Phononic crystals and metamaterials are spatially periodic waveguides that may exhibit wave attenuation bands and, therefore, can be applied as vibration attenuation devices. In this type of structure, the wave speed varies throughout the structural domain and, therefore, the local wavenumber also varies. Methods that allow the identification of representative wavenumbers are of key importance for the experimental characterization of these structures and their attenuation bands. In this context, Prony’s method can be a viable and efficient choice. In the present study, one- and two-dimensional Prony methods are, for the first time, addressed for estimating the Bloch wavenumbers of periodic structures. Bloch wavenumbers may be computed from a single unit cell by applying a periodic boundary condition. We show that the measurements used in Prony’s method must be taken at locations that are equally spaced by multiples of the spatial period of the structure. Otherwise, the spatially varying local wavenumber will cause the method to fail. The Total Least Squares Prony method is used to increase the number of observations per unit cell, as a strategy for noise reduction. This is a novel adaptation of Prony’s method for Bloch wavenumber estimation of periodic structures. A Bayesian approach is also proposed for highly noisy measurements.
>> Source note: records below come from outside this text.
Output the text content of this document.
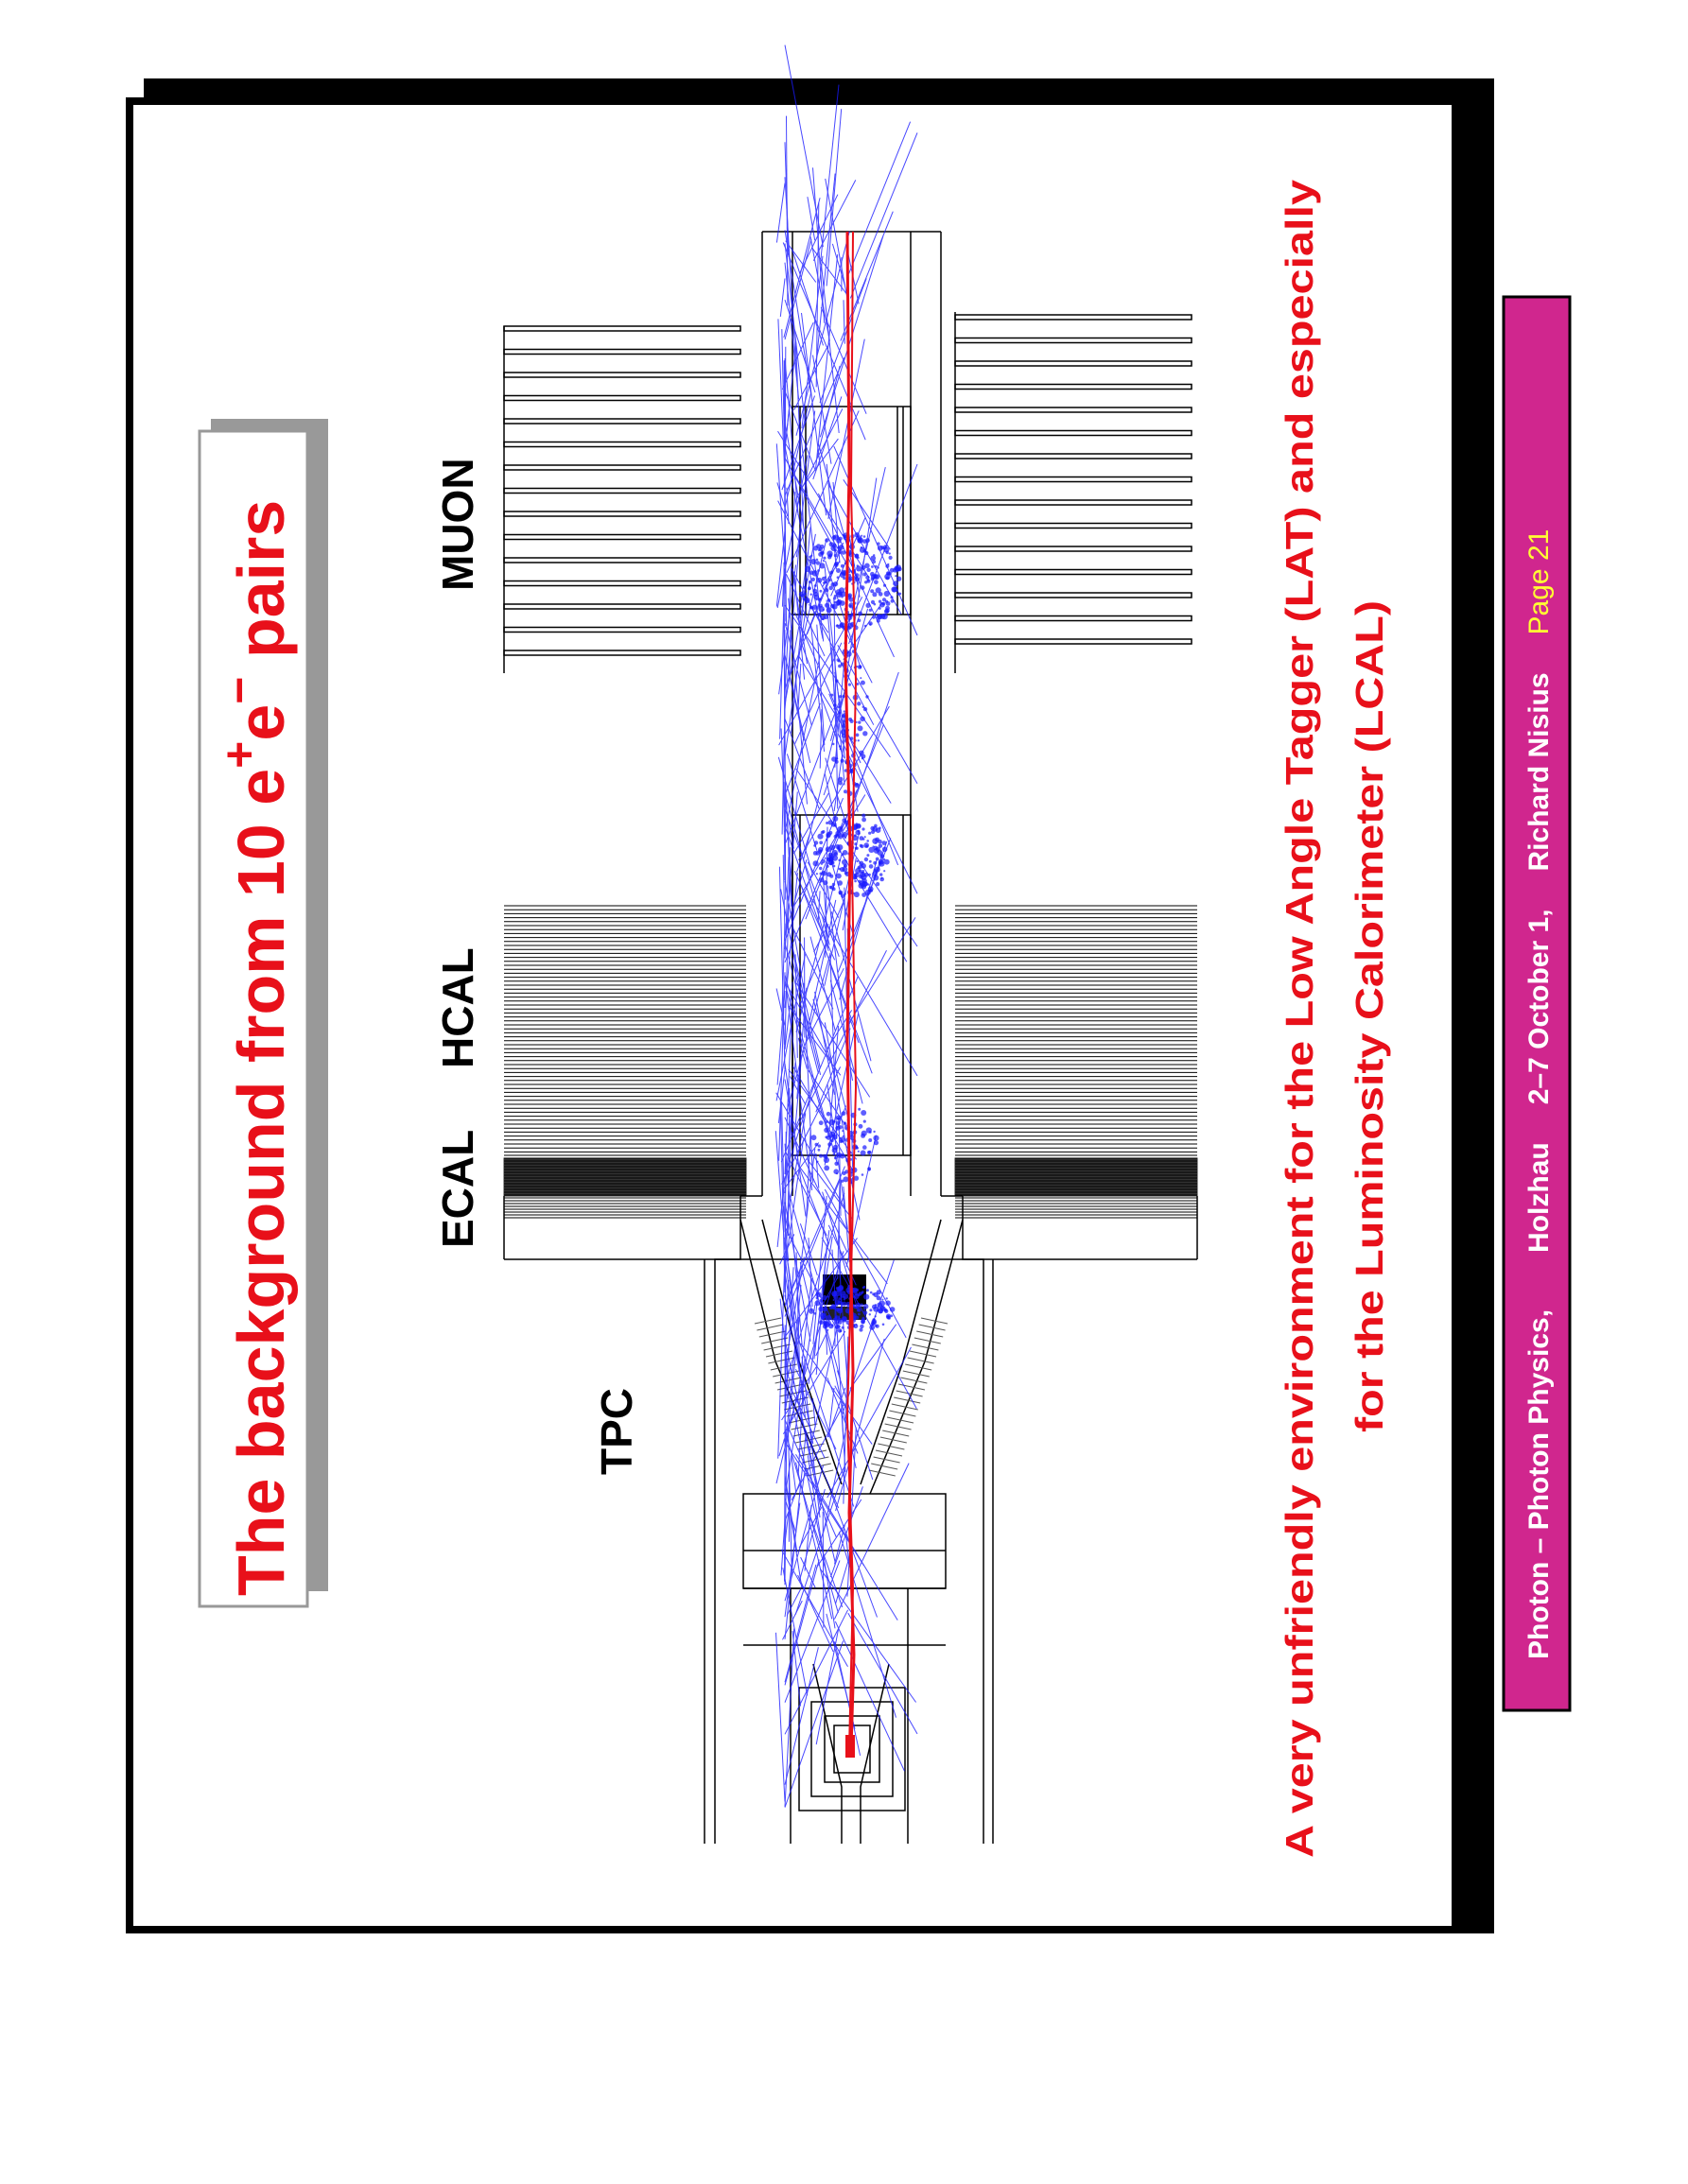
The background from 10 e+e− pairs	MUON
HCAL
ECAL
TPC	A very unfriendly environment for the Low Angle Tagger (LAT) and especially for the Luminosity Calorimeter (LCAL)
Photon – Photon Physics,Holzhau2–7 October 1,Richard NisiusPage 21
In the current study, we validate the numerical experiments using the theoretical wavenumber values of a periodic Euler–Bernoulli beam, a Levy-type plate periodic along one direction, and a thin square plate (Kirchhoff’s theory) with free boundary conditions periodic along two directions. The solutions for all proposed structures are obtained using the spectral element method and, for the square plate, with the finite element method. One experiment is performed for a periodic beam. Our simulation results show that the adapted Prony method, combined with the methodology to reduce the noise effect, performs very well for the considered phononic crystals.